Louis I may not have been one of the most "hands-on" sovereigns of Monaco but he was certainly one of the most interesting, accomplished and stylish. Louis was born in Monaco on July 25, 1642 to Prince Hercules and Princess Aurelia Spinola of Monaco but the greatest influence on his life was his grandfather and predecessor the Sovereign Prince Honore II. Since 1524 Monaco had been a protectorate of the Kingdom of Spain but that had begun to change during the reign of Prince Honore II who was a zealous Francophile. After building up the principality Honore II drove out the Spanish and made Monaco a protectorate of France in return for which he was awarded titles in the French nobility. As part of his campaign of goodwill toward France Honore II sent his grandson Louis to represent him at the lavish court of the French king where he proved to be quite popular. In 1660 Prince Louis married Catherine-Charlotte de Gramont, daughter of Antoine III de Gramont, who was a Marshal of France.
Prince Louis was an accomplished soldier who fought for King Louis XIV in his wars against England and Spain. Louis had the unique position at the French court of being both the representative of a foreign power, the Principality of Monaco, as well as a member of the French nobility as the second Duke of Valentinois. In 1662 Honore II died and his grandson succeeded him as Sovereign Prince Louis I but he spent most of his time in France, usually in Paris or at the court of King Louis XIV at Versailles. Another reason for his good graces with Louis XIV was probably the attractiveness of his wife Princess Catherine-Charlotte who, for a few months, joined the ranks of the many mistresses of Louis XIV before he moved on to the favors of the famous Madame de Montespan. Prince Louis I, himself not exactly a chaste man, prudently made himself scarce during these periods, going off to war for Louis XIV.

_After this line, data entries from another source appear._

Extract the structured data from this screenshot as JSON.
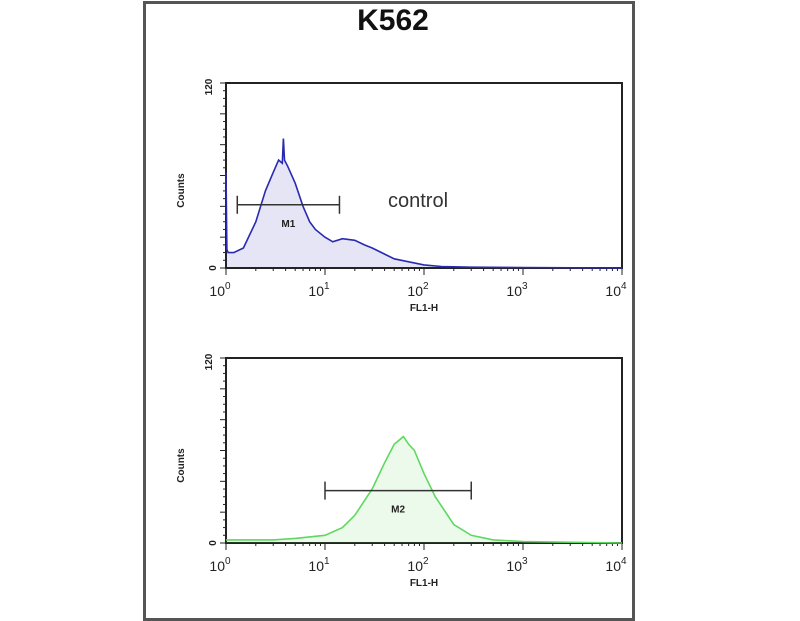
{
  "title": "K562",
  "colors": {
    "control": "#2a2ab0",
    "sample": "#5fd85f",
    "axes": "#222222"
  },
  "chart_data": [
    {
      "type": "area",
      "title": "K562",
      "xlabel": "FL1-H",
      "ylabel": "Counts",
      "xscale": "log",
      "xlim": [
        1,
        10000
      ],
      "ylim": [
        0,
        120
      ],
      "xticks": [
        "10^0",
        "10^1",
        "10^2",
        "10^3",
        "10^4"
      ],
      "yticks": [
        "0",
        "120"
      ],
      "annotation": "control",
      "gate": {
        "label": "M1",
        "x_range": [
          1.3,
          14
        ],
        "y": 41
      },
      "series": [
        {
          "color": "#2a2ab0",
          "x": [
            1.0,
            1.02,
            1.05,
            1.2,
            1.5,
            2,
            2.5,
            3,
            3.4,
            3.7,
            3.8,
            3.9,
            4.2,
            5,
            6,
            7,
            8,
            10,
            12,
            15,
            20,
            25,
            30,
            40,
            50,
            70,
            100,
            150,
            300,
            1000,
            10000
          ],
          "y": [
            62,
            12,
            10,
            10,
            13,
            30,
            50,
            62,
            70,
            68,
            84,
            70,
            66,
            55,
            40,
            30,
            25,
            20,
            17,
            19,
            18,
            15,
            13,
            9,
            6,
            4,
            2,
            1,
            0.5,
            0.3,
            0
          ]
        }
      ]
    },
    {
      "type": "area",
      "xlabel": "FL1-H",
      "ylabel": "Counts",
      "xscale": "log",
      "xlim": [
        1,
        10000
      ],
      "ylim": [
        0,
        120
      ],
      "xticks": [
        "10^0",
        "10^1",
        "10^2",
        "10^3",
        "10^4"
      ],
      "yticks": [
        "0",
        "120"
      ],
      "gate": {
        "label": "M2",
        "x_range": [
          10,
          300
        ],
        "y": 34
      },
      "series": [
        {
          "color": "#5fd85f",
          "x": [
            1,
            3,
            5,
            10,
            15,
            20,
            30,
            40,
            50,
            62,
            70,
            80,
            100,
            130,
            200,
            300,
            500,
            1000,
            10000
          ],
          "y": [
            2,
            2,
            3,
            5,
            10,
            18,
            35,
            52,
            64,
            69,
            64,
            60,
            45,
            30,
            12,
            5,
            2,
            1,
            0
          ]
        }
      ]
    }
  ]
}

Although he may have been popular in France, Louis I of Monaco was not such a big hit in Great Britain which he visited in 1677. King Charles II was outraged by the way Louis I showered gifts on Hortense Mancini, one of the many mistresses of Charles II. He later fought against England in the War of the United Provinces and earned further favor with Louis XIV for his bold leadership on the battlefields of Flanders and Franche-Comte at the head of his regiment the Monaco Cavalry. Personal tragedy struck in 1678 when Princess Catherine-Charlotte died at the age of 39. She had, however, given Louis I six children; two sons and four daughters so the Monegasque succession was quite sure for the time being. In any event, Louis XIV was so impressed by the distinguished service of Prince Louis I of Monaco that he decided to name him as his official ambassador to the Holy See. It was a very reasonable move since Louis I's Grimaldi family ties in Genoa and across Italy would serve him well while in Rome.
It was in Rome at the papal court that Louis I could have made his greatest impact on history as he was chosen for the important assignment with the intention of representing the interests of Louis XIV in the critical issue of the Spanish succession. It was Louis I of Monaco who tried to bring about an agreement between the two bitter sides of what would prove to be a very costly war. Typically for a Monegasque prince though, when not engaged in diplomatic work, Louis I was well known for his stylish entertaining and lavish lifestyle. Unfortunately for his successors he went rather too far and was soon forced to sell off the awesome art collection of Honore II to pay his debts. He spent his family into the poor house to the point that Monaco was virtually bankrupt and, unfortunately, Louis I died before the issue of the Spanish succession could be settled on January 3, 1701. Had he succeeded in arranging an international agreement on Spain to the favor of King Louis XIV he almost certainly would have earned great rewards for himself. As it was, he left the Monegasque throne to his son Prince Antoine with nothing but empty pockets and a reputation for grand parties and military glory.